In the world of internet marketing a priority is placed on "Keywords". With regards to websites, blogs or other online properties these are words that are assumed important to those conducting searches for products or services. The right keyword can make the difference between being noticed or being passed over in online searches.
But keywords are not just for the internet. How you talk and the words you use will make you stand out and be noticed. Selecting keywords that resonate can lead to people having a better understanding of what it is you actually do for a living.
Search engines often give the most attention to the headings and the first 200 words on a webpage. Therefore search experts advice that you use these ever important words appropriately up front. The same is true in when you speak. People will tune out if you do not grab their attention.
Overused "buzz-words", non-descriptive descriptions, and industry slang will have little meaning to those who are not attorneys. However, simply saying "I am a lawyer" is far too broad to give any context to the services you provide or the types of clients with whom you work.
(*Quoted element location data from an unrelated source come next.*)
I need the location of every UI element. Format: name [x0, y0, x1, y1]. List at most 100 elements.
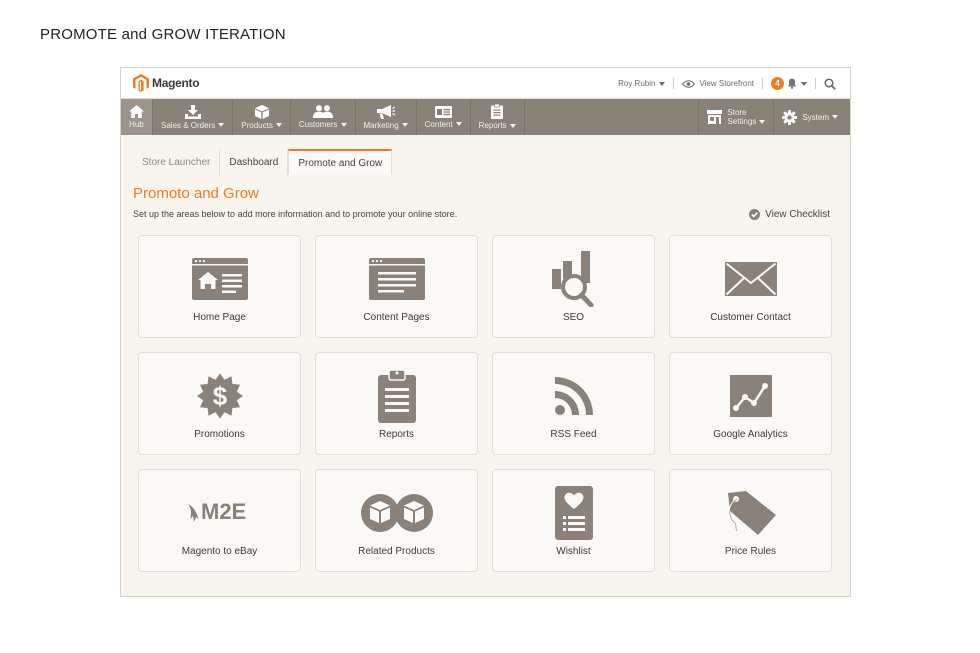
page-layout-icon [434, 105, 452, 118]
chevron-down-icon [759, 119, 766, 124]
nav-item-system[interactable]: System [773, 99, 850, 135]
check-circle-icon [749, 209, 761, 220]
card-label: Related Products [358, 546, 435, 557]
nav-item-customers[interactable]: Customers [291, 99, 356, 135]
card-label: Price Rules [724, 546, 777, 557]
chevron-down-icon [275, 123, 282, 128]
chevron-down-icon [218, 123, 225, 128]
envelope-icon [724, 262, 777, 296]
app-window: Magento Roy Rubin View Storefront 4 Hub [120, 67, 851, 597]
page-title: Promoto and Grow [133, 185, 259, 202]
download-tray-icon [184, 104, 201, 119]
content-pages-icon [368, 258, 425, 300]
card-content-pages[interactable]: Content Pages [315, 235, 478, 338]
home-icon [129, 105, 144, 118]
nav-item-content[interactable]: Content [417, 99, 471, 135]
seo-icon [551, 251, 593, 307]
card-google-analytics[interactable]: Google Analytics [669, 352, 832, 455]
card-label: Promotions [194, 429, 245, 440]
card-seo[interactable]: SEO [492, 235, 655, 338]
m2e-logo-text: M2E [201, 499, 246, 524]
nav-item-hub[interactable]: Hub [121, 99, 153, 135]
two-boxes-icon [360, 494, 433, 532]
search-icon[interactable] [824, 77, 836, 90]
card-home-page[interactable]: Home Page [138, 235, 301, 338]
m2e-logo-icon: M2E [187, 499, 246, 524]
nav-item-label: Store Settings [727, 108, 766, 126]
notifications-button[interactable]: 4 [771, 77, 807, 90]
card-rss-feed[interactable]: RSS Feed [492, 352, 655, 455]
divider [673, 78, 675, 89]
view-storefront-label: View Storefront [699, 79, 754, 88]
eye-icon [682, 79, 696, 88]
people-icon [312, 105, 333, 118]
card-label: Customer Contact [710, 312, 791, 323]
chevron-down-icon [401, 123, 408, 128]
tab-dashboard[interactable]: Dashboard [220, 149, 289, 175]
user-menu[interactable]: Roy Rubin [618, 79, 666, 88]
gear-icon [782, 109, 798, 125]
nav-item-label: Reports [479, 121, 516, 130]
main-nav: Hub Sales & Orders Products Customers Ma… [121, 99, 850, 135]
nav-item-reports[interactable]: Reports [471, 99, 525, 135]
card-price-rules[interactable]: Price Rules [669, 469, 832, 572]
card-magento-to-ebay[interactable]: M2E Magento to eBay [138, 469, 301, 572]
nav-item-label: Customers [299, 120, 347, 129]
card-label: Home Page [193, 312, 246, 323]
magento-logo[interactable]: Magento [133, 74, 200, 92]
user-name: Roy Rubin [618, 79, 656, 88]
card-label: RSS Feed [550, 429, 597, 440]
card-label: Magento to eBay [181, 546, 258, 557]
card-promotions[interactable]: $ Promotions [138, 352, 301, 455]
page-tabs: Store Launcher Dashboard Promote and Gro… [133, 149, 393, 175]
tab-promote-and-grow[interactable]: Promote and Grow [288, 149, 393, 175]
chevron-down-icon [455, 122, 462, 127]
view-checklist-link[interactable]: View Checklist [749, 209, 830, 220]
nav-item-marketing[interactable]: Marketing [356, 99, 417, 135]
clipboard-icon [491, 104, 504, 119]
svg-text:$: $ [212, 381, 227, 411]
analytics-chart-icon [729, 375, 772, 417]
chevron-down-icon [832, 115, 838, 120]
rss-icon [554, 377, 593, 415]
view-checklist-label: View Checklist [765, 209, 830, 220]
logo-text: Magento [152, 76, 200, 90]
card-label: Google Analytics [713, 429, 788, 440]
home-page-icon [191, 258, 248, 300]
chevron-down-icon [801, 81, 807, 86]
page-subtitle: Set up the areas below to add more infor… [133, 209, 458, 219]
chevron-down-icon [659, 81, 666, 86]
price-tag-icon [727, 491, 776, 535]
nav-item-label: Sales & Orders [161, 121, 225, 130]
divider [815, 78, 816, 89]
tab-store-launcher[interactable]: Store Launcher [133, 149, 221, 175]
megaphone-icon [376, 104, 395, 119]
nav-item-label: Products [241, 121, 282, 130]
notification-count-badge: 4 [771, 77, 784, 90]
page-caption: PROMOTE and GROW ITERATION [40, 26, 286, 43]
view-storefront-link[interactable]: View Storefront [682, 79, 754, 88]
card-wishlist[interactable]: Wishlist [492, 469, 655, 572]
dollar-badge-icon: $ [196, 373, 243, 419]
card-customer-contact[interactable]: Customer Contact [669, 235, 832, 338]
nav-right-group: Store Settings System [698, 99, 850, 135]
nav-item-label: Content [425, 120, 462, 129]
nav-item-label: Hub [129, 120, 144, 129]
bell-icon [787, 78, 797, 89]
divider [762, 78, 763, 89]
nav-item-store-settings[interactable]: Store Settings [698, 99, 773, 135]
card-label: Content Pages [363, 312, 430, 323]
clipboard-icon [377, 369, 416, 423]
magento-logo-icon [133, 74, 149, 92]
top-bar: Magento Roy Rubin View Storefront 4 [121, 68, 850, 99]
chevron-down-icon [340, 122, 347, 127]
box-icon [254, 104, 269, 119]
card-reports[interactable]: Reports [315, 352, 478, 455]
card-label: Wishlist [556, 546, 591, 557]
wishlist-icon [554, 486, 593, 540]
nav-item-products[interactable]: Products [233, 99, 291, 135]
card-related-products[interactable]: Related Products [315, 469, 478, 572]
storefront-icon [707, 110, 723, 124]
nav-item-sales-orders[interactable]: Sales & Orders [153, 99, 234, 135]
nav-item-label: Marketing [364, 121, 408, 130]
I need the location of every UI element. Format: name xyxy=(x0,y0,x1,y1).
In the same way that SEO consultants prioritize the words for your website, you should pay attention to how you speak and the words you use. Be intentional in your descriptions of your business. Integrating keywords and phrases into the dialogues you have with other people in your business community will make you memorable. Being too general is wasting your time. An internet search engine can only work with what is typed in, and the brains of people can only go with what you tell them. The rest is left to assumptions, and that can take people down the wrong path.
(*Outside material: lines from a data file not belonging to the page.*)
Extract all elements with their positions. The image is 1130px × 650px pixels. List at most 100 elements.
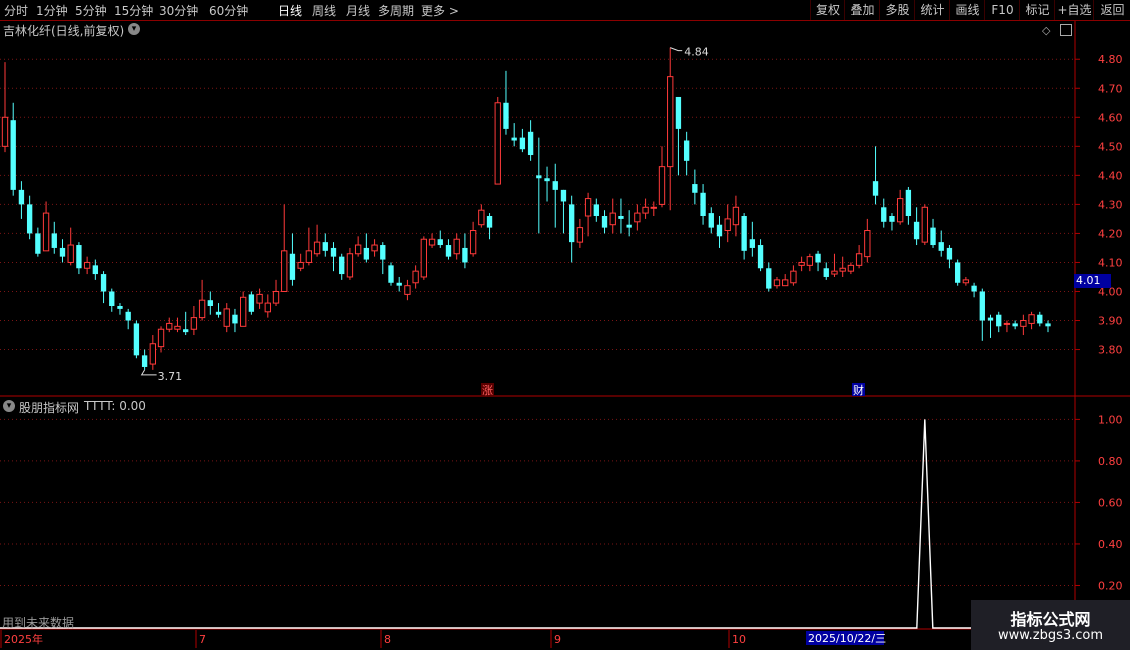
toolbar-button-0[interactable]: 复权 xyxy=(810,0,845,20)
period-7[interactable]: 周线 xyxy=(312,2,336,19)
chart-canvas: 3.803.904.004.104.204.304.404.504.604.70… xyxy=(0,21,1130,650)
candle-body xyxy=(109,291,115,306)
candle-body xyxy=(239,296,247,327)
candle-body xyxy=(281,250,288,292)
candle-body xyxy=(256,293,263,304)
stock-title: 吉林化纤(日线,前复权) xyxy=(3,24,125,38)
candle-body xyxy=(897,198,904,223)
candle-body xyxy=(232,314,238,324)
candle-body xyxy=(166,322,173,330)
price-tick-label: 4.10 xyxy=(1098,256,1123,269)
candle-body xyxy=(576,227,584,243)
candle-body xyxy=(420,238,428,278)
period-8[interactable]: 月线 xyxy=(346,2,370,19)
candle-body xyxy=(839,267,846,272)
candle-body xyxy=(881,207,887,222)
candle-body xyxy=(987,317,994,321)
candle-body xyxy=(962,279,970,284)
candle-body xyxy=(198,299,206,319)
date-tick-label: 8 xyxy=(384,633,391,646)
chevron-down-icon[interactable]: ▾ xyxy=(128,23,140,35)
candle-body xyxy=(618,216,624,219)
candle-body xyxy=(494,102,501,185)
toolbar-button-7[interactable]: +自选 xyxy=(1054,0,1094,20)
toolbar-button-1[interactable]: 叠加 xyxy=(844,0,880,20)
candle-body xyxy=(593,204,599,216)
candle-body xyxy=(708,213,714,228)
candle-body xyxy=(749,239,756,248)
toolbar-button-3[interactable]: 统计 xyxy=(914,0,950,20)
period-1[interactable]: 1分钟 xyxy=(36,2,68,19)
event-cai-badge xyxy=(852,383,865,396)
period-3[interactable]: 15分钟 xyxy=(114,2,153,19)
price-tick-label: 4.70 xyxy=(1098,82,1123,95)
date-cursor-label: 2025/10/22/三 xyxy=(808,632,886,645)
period-toolbar: 分时 1分钟 5分钟 15分钟 30分钟 60分钟 日线 周线 月线 多周期 更多 > 复权 叠加 多股统… xyxy=(0,0,1130,20)
candle-body xyxy=(1020,320,1027,327)
candle-body xyxy=(790,270,797,284)
candle-body xyxy=(634,212,641,223)
toolbar-button-4[interactable]: 画线 xyxy=(949,0,985,20)
toolbar-button-6[interactable]: 标记 xyxy=(1019,0,1055,20)
candle-body xyxy=(815,253,821,263)
toolbar-button-8[interactable]: 返回 xyxy=(1093,0,1130,20)
candle-body xyxy=(100,274,107,292)
candle-body xyxy=(675,96,682,129)
toolbar-button-2[interactable]: 多股 xyxy=(879,0,915,20)
price-tick-label: 4.30 xyxy=(1098,198,1123,211)
logo-url: www.zbgs3.com xyxy=(997,628,1104,643)
candle-body xyxy=(724,218,731,232)
period-0[interactable]: 分时 xyxy=(4,2,28,19)
candle-body xyxy=(1,116,9,147)
event-cai-label: 财 xyxy=(853,383,864,397)
candle-body xyxy=(35,233,41,254)
candle-body xyxy=(872,181,879,196)
panel-toggle-icon[interactable] xyxy=(1060,24,1072,36)
future-data-note: 用到未来数据 xyxy=(2,616,75,630)
candle-body xyxy=(658,166,666,205)
candle-body xyxy=(692,184,698,193)
date-tick-label: 7 xyxy=(199,633,206,646)
period-4[interactable]: 30分钟 xyxy=(159,2,198,19)
candle-body xyxy=(462,247,468,263)
period-5[interactable]: 60分钟 xyxy=(209,2,248,19)
low-marker-arrow xyxy=(140,369,157,376)
indicator-tick-label: 0.20 xyxy=(1098,579,1123,592)
toolbar-button-5[interactable]: F10 xyxy=(984,0,1020,20)
diamond-icon[interactable]: ◇ xyxy=(1042,24,1050,37)
period-2[interactable]: 5分钟 xyxy=(75,2,107,19)
candle-body xyxy=(1045,323,1051,327)
candle-body xyxy=(478,209,485,226)
candle-body xyxy=(732,206,740,226)
candle-body xyxy=(248,294,255,312)
candle-body xyxy=(339,256,345,275)
indicator-chevron-icon[interactable]: ▾ xyxy=(3,400,15,412)
price-tick-label: 3.80 xyxy=(1098,344,1123,357)
candle-body xyxy=(971,285,977,292)
price-tick-label: 4.20 xyxy=(1098,227,1123,240)
candle-body xyxy=(683,140,690,161)
price-tick-label: 3.90 xyxy=(1098,315,1123,328)
candle-body xyxy=(946,247,953,260)
candle-body xyxy=(215,311,222,315)
event-zhang-label: 涨 xyxy=(482,384,493,397)
candle-body xyxy=(42,212,50,252)
period-10[interactable]: 更多 > xyxy=(421,2,459,19)
candle-body xyxy=(371,244,378,252)
candle-body xyxy=(1003,322,1011,325)
candle-body xyxy=(117,306,123,309)
date-cursor-badge xyxy=(806,631,884,645)
tttt-line xyxy=(0,419,1073,629)
candle-body xyxy=(503,102,509,129)
candle-body xyxy=(716,224,723,237)
candle-body xyxy=(921,206,928,243)
candle-body xyxy=(642,206,649,214)
candle-body xyxy=(757,245,764,269)
period-9[interactable]: 多周期 xyxy=(378,2,414,19)
candle-body xyxy=(584,198,592,217)
candle-body xyxy=(519,137,526,150)
period-6[interactable]: 日线 xyxy=(278,2,302,19)
logo-title: 指标公式网 xyxy=(1010,610,1091,629)
candle-body xyxy=(979,291,985,321)
candle-body xyxy=(354,244,362,255)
We all want to be top of mind with those who can hire us or refer business. In the same way everyone wants to come up on the first page of a Google search in their area of expertise, you want people to remember you in their minds when they need legal services.
Think about the words you choose and the stories you tell about how you impact clients. Creating an "elevator pitch" that you memorize and blindly recite is not the best plan. You need to be flexible in how you talk in different situations and with different people. How you describe yourself to a potential clients should be unique from how you speak to a referral source, vendor, or past client.
If you have not given any thought to how you present yourself, or the words you use when you describe your services, you may be missing a valuable opportunity to increase the reach of your brand in your community. Invest the time in hearing how others talk about their practices and learn from those who do it well (and from those who fail to clearly express themselves).
Choose keywords that make sense and matter to the people who are listening. Words have power and can paint lasting images that will impact how others judge your business.